The total level of proteins (mg∙ml−1) of each sample was determined in duplicate through the Bicinchoninic Acid (BCA) assay (Bicinchoninic Acid Protein Assay Kit, Sigma BCA1) using a Bovine Serum Albumin (BSA) standard curve [88].

Statistical analyses

High-resolution respirometry data were collected and preliminary analyzed using DatLab v7.4 (Oroboros Instruments), while enzymatic activities, ROS efflux rate, ATP, and protein content with MikroWin 2010 software (Labsis Laborsysteme, Neunkirchen-Seelscheid, Germany). Graphical representation and statistical analyses were performed using the R software [89] and ggplot2 package [90]. The normality and homoscedasticity of data were verified with Shapiro and Levene’s tests, respectively. The dose-dependent impact of peptide addition upon mitochondrial respiration was determined at each titration point using a one sample t test, comparing each treatment with its respective parallel control. For all the parameters included in the CCP and SUIT protocols, as well as for enzymatic activities (CAT and LDH), ATP content, and H2O2 efflux rate, the effect of peptide addition was tested with the means of paired t test or Welch test. A linear mixed model was implemented for the parameters SRC, proliferation, and viability. The factors “cell type” and “treatment” (effect of peptide addition) were considered as fixed effects when analysing HeLa and HEK-293 T SRCs. The only factor “treatment” was considered for HEK-293 T cell proliferation and viability.
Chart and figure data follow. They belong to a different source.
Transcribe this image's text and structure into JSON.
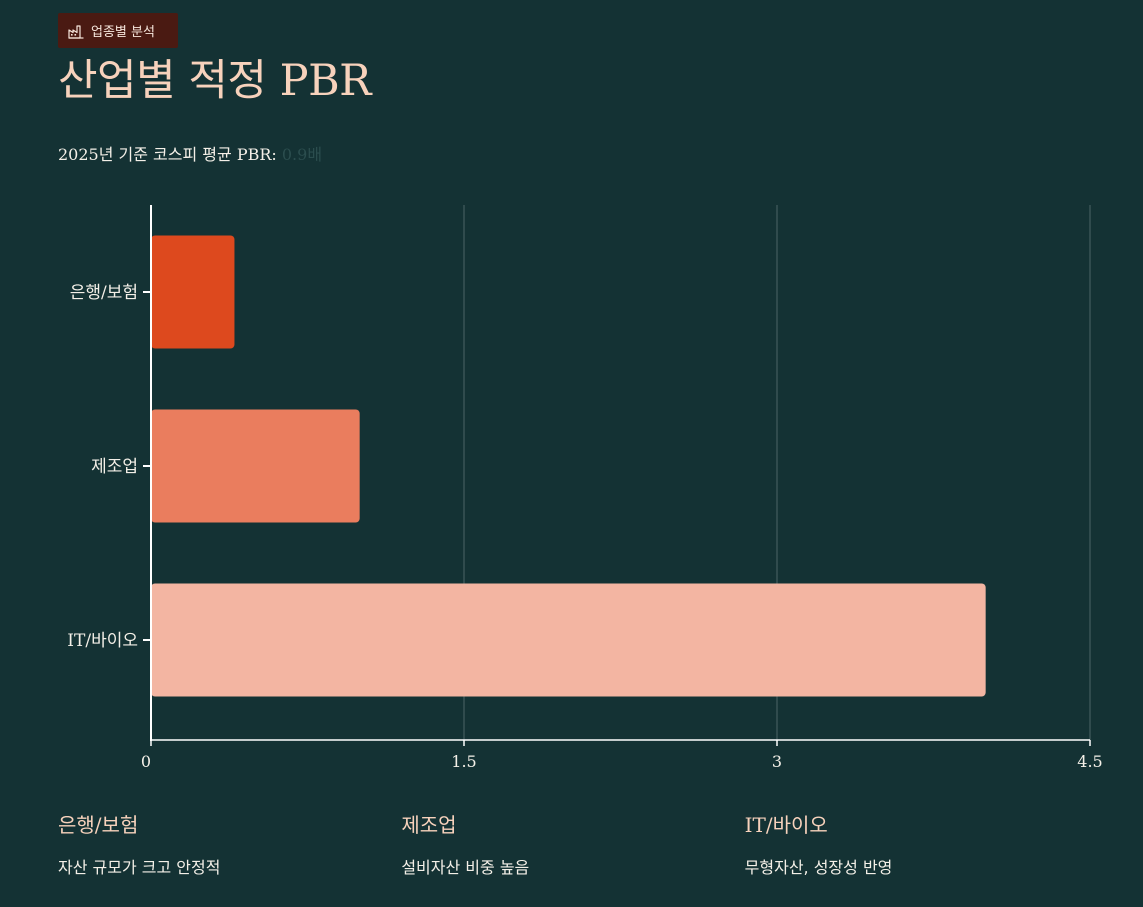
{
  "header": {
    "tag_icon": "factory-icon",
    "tag_label": "업종별 분석",
    "title": "산업별 적정 PBR",
    "subtitle_prefix": "2025년 기준 코스피 평균 PBR: ",
    "subtitle_value": "0.9배"
  },
  "colors": {
    "background": "#143234",
    "tag_background": "#4a1a12",
    "title": "#f7d2bc",
    "bar_1": "#dd491e",
    "bar_2": "#ea7d5e",
    "bar_3": "#f3b5a2"
  },
  "chart_data": {
    "type": "bar",
    "orientation": "horizontal",
    "categories": [
      "은행/보험",
      "제조업",
      "IT/바이오"
    ],
    "values": [
      0.4,
      1.0,
      4.0
    ],
    "xlim": [
      0,
      4.5
    ],
    "xticks": [
      "0",
      "1.5",
      "3",
      "4.5"
    ],
    "grid": "vertical",
    "legend": "none"
  },
  "notes": [
    {
      "title": "은행/보험",
      "desc": "자산 규모가 크고 안정적"
    },
    {
      "title": "제조업",
      "desc": "설비자산 비중 높음"
    },
    {
      "title": "IT/바이오",
      "desc": "무형자산, 성장성 반영"
    }
  ]
}
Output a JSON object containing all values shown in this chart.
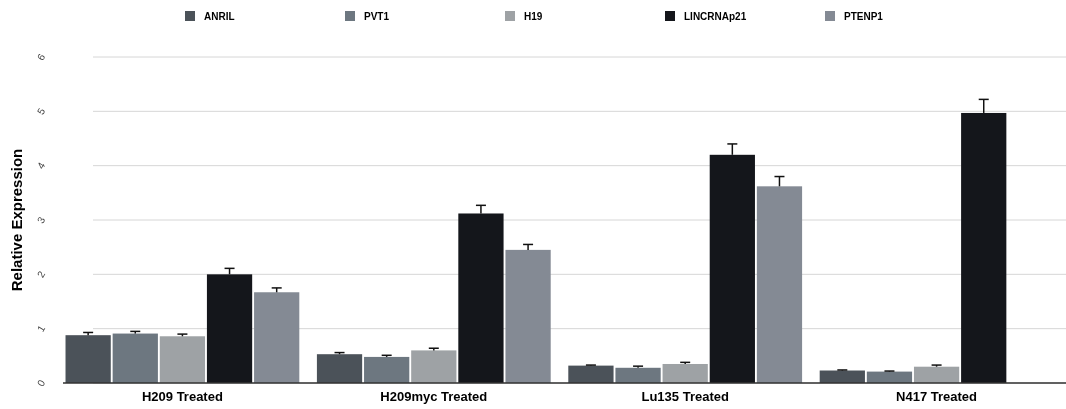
{
  "chart_data": {
    "type": "bar",
    "ylabel": "Relative Expression",
    "categories": [
      "H209 Treated",
      "H209myc Treated",
      "Lu135 Treated",
      "N417 Treated"
    ],
    "series": [
      {
        "name": "ANRIL",
        "color": "#4b5259",
        "values": [
          0.88,
          0.53,
          0.32,
          0.23
        ],
        "errors": [
          0.05,
          0.03,
          0.01,
          0.01
        ]
      },
      {
        "name": "PVT1",
        "color": "#6d7780",
        "values": [
          0.91,
          0.48,
          0.28,
          0.21
        ],
        "errors": [
          0.04,
          0.03,
          0.03,
          0.01
        ]
      },
      {
        "name": "H19",
        "color": "#9ea2a5",
        "values": [
          0.86,
          0.6,
          0.35,
          0.3
        ],
        "errors": [
          0.04,
          0.04,
          0.03,
          0.03
        ]
      },
      {
        "name": "LINCRNAp21",
        "color": "#14161b",
        "values": [
          2.0,
          3.12,
          4.2,
          4.97
        ],
        "errors": [
          0.11,
          0.15,
          0.2,
          0.25
        ]
      },
      {
        "name": "PTENP1",
        "color": "#848a94",
        "values": [
          1.67,
          2.45,
          3.62,
          null
        ],
        "errors": [
          0.08,
          0.1,
          0.18,
          null
        ]
      }
    ],
    "ylim": [
      0,
      6
    ],
    "yticks": [
      0,
      1,
      2,
      3,
      4,
      5,
      6
    ],
    "grid": "y",
    "legend": "top"
  }
}
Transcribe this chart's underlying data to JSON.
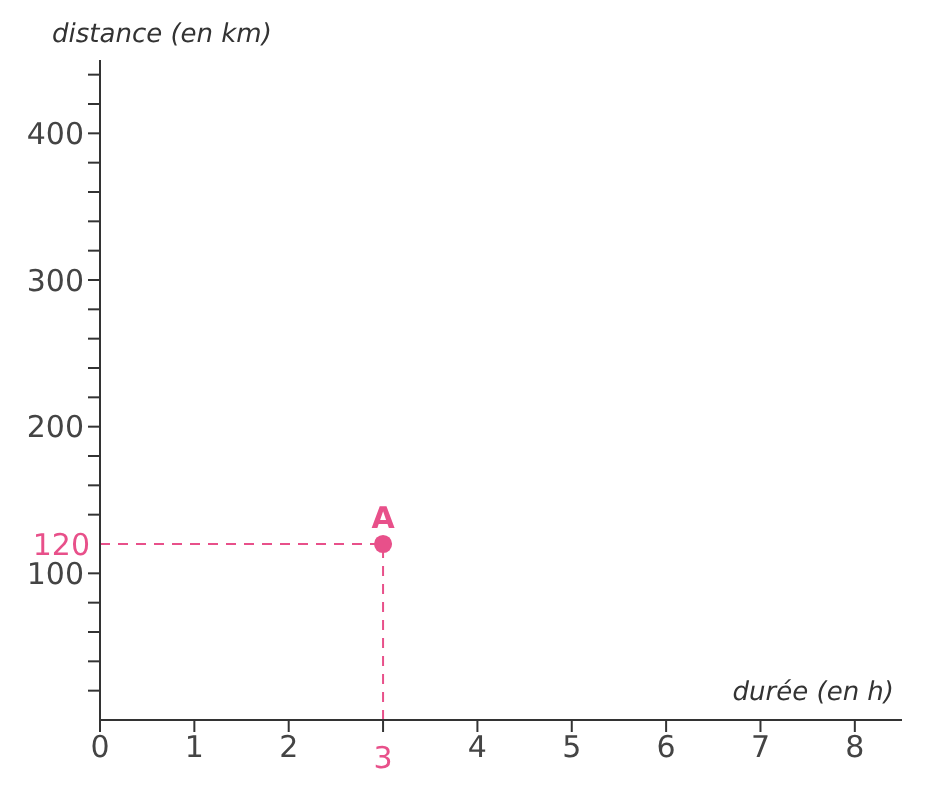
{
  "chart_data": {
    "type": "scatter",
    "xlabel": "durée (en h)",
    "ylabel": "distance (en km)",
    "x": [
      3
    ],
    "series": [
      {
        "color": "#e8508a",
        "values": [
          120
        ]
      }
    ],
    "marker": "circle",
    "xlim": [
      0,
      8.5
    ],
    "ylim": [
      0,
      450
    ],
    "xticks": [
      0,
      1,
      2,
      {
        "value": 3,
        "label": null
      },
      4,
      5,
      6,
      7,
      8
    ],
    "yticks": [
      {
        "value": 20,
        "label": null
      },
      {
        "value": 40,
        "label": null
      },
      {
        "value": 60,
        "label": null
      },
      {
        "value": 80,
        "label": null
      },
      100,
      {
        "value": 140,
        "label": null
      },
      {
        "value": 160,
        "label": null
      },
      {
        "value": 180,
        "label": null
      },
      200,
      {
        "value": 220,
        "label": null
      },
      {
        "value": 240,
        "label": null
      },
      {
        "value": 260,
        "label": null
      },
      {
        "value": 280,
        "label": null
      },
      300,
      {
        "value": 320,
        "label": null
      },
      {
        "value": 340,
        "label": null
      },
      {
        "value": 360,
        "label": null
      },
      {
        "value": 380,
        "label": null
      },
      400,
      {
        "value": 420,
        "label": null
      },
      {
        "value": 440,
        "label": null
      }
    ],
    "ref_lines": [
      {
        "axis": "y",
        "value": 120,
        "label": "120",
        "color": "#e8508a",
        "line_style": "dashed"
      },
      {
        "axis": "x",
        "value": 3,
        "label": "3",
        "color": "#e8508a",
        "line_style": "dashed"
      }
    ],
    "annotations": [
      {
        "text": "A",
        "x": 3,
        "y": 120
      }
    ],
    "grid": false,
    "legend": false
  }
}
In both cases, cell ID was implemented as random effect (paired samples). The significance of both factors and their possible interaction was determined through a type III ANOVA and post hoc multi comparison. Data are graphically presented as mean ± standard error of the mean (s.e.m). Statistical significance was set at p ≤ 0.05 and p-values were corrected with Holm adjustment for multiple testing. Detailed summaries are provided in Additional file 1: Tables S6-S10.